Over the past few years, a strange trend has developed in big franchise filmmaking: pretending a character in the movie who is clearly from the canon is some new character, even when it is very obvious who they are. The filmmakers behind blockbusters like Star Trek Into Darkness and Spectre, among others, swore up and down that characters who were obviously Khan and Blofeld were not, in fact, Khan and Blofeld. Moments that were supposed to play as big twists in these movies felt unearned and hollow, as audiences were supposed to gasp at reveals that had been guessed months prior, and were also meaningless for the characters within the story.
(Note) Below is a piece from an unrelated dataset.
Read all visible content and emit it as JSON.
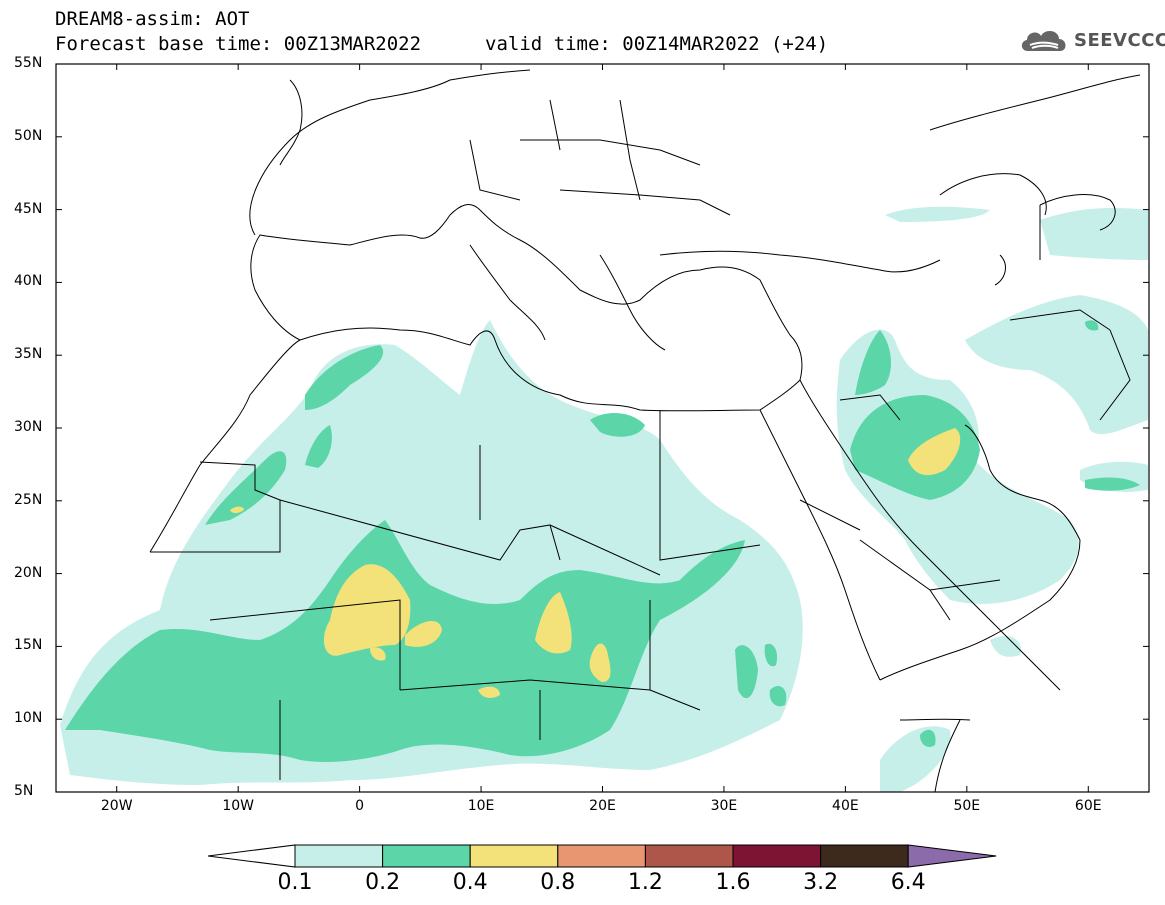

As cinematic storytelling becomes increasingly dominated by creators working in established universes with heavily invested audiences, it’s become harder to create meaningful twists that hit fans and general audiences in the same way. One method that’s become common is trying to fake out audiences about what characters are even appearing in a given movie.

What if Forge Fitzwilliam not only bought his way into politics, but into a whole new identity? We know Dagult Neverember puts a lot of weight on his image, and it’s also been hinted in the past that his claimed connections to the royal line of Neverwinter are false. What if Dagult is an entirely invented identity to cover up his past as Forge? Or perhaps Dagult Neverember is his real self, and Forge Fitzwilliam was the fake. I mean, the name Forge is a little on the nose, isn’t it? Either way, this would fit Forge’s description as a con man and provide the movie with a nice little plot twist.

One problem with this theory is the timeline: Neverember was lord of his cities for decades in the game, but based on the trailer, it doesn’t seem like so much time passes between Forge’s past as an adventurer and his emergence as a politician. This could be why the filmmakers made the change: Forge may be inspired by the Neverember storyline, but changing the character lets the filmmakers change details to fit the needs of their story.

The truth of who Hugh Grant’s character really is, and how Honor Among Thieves will fit into the established lore of the Forgotten Realms, will be seen when the film is released in theaters on March 31, 2023.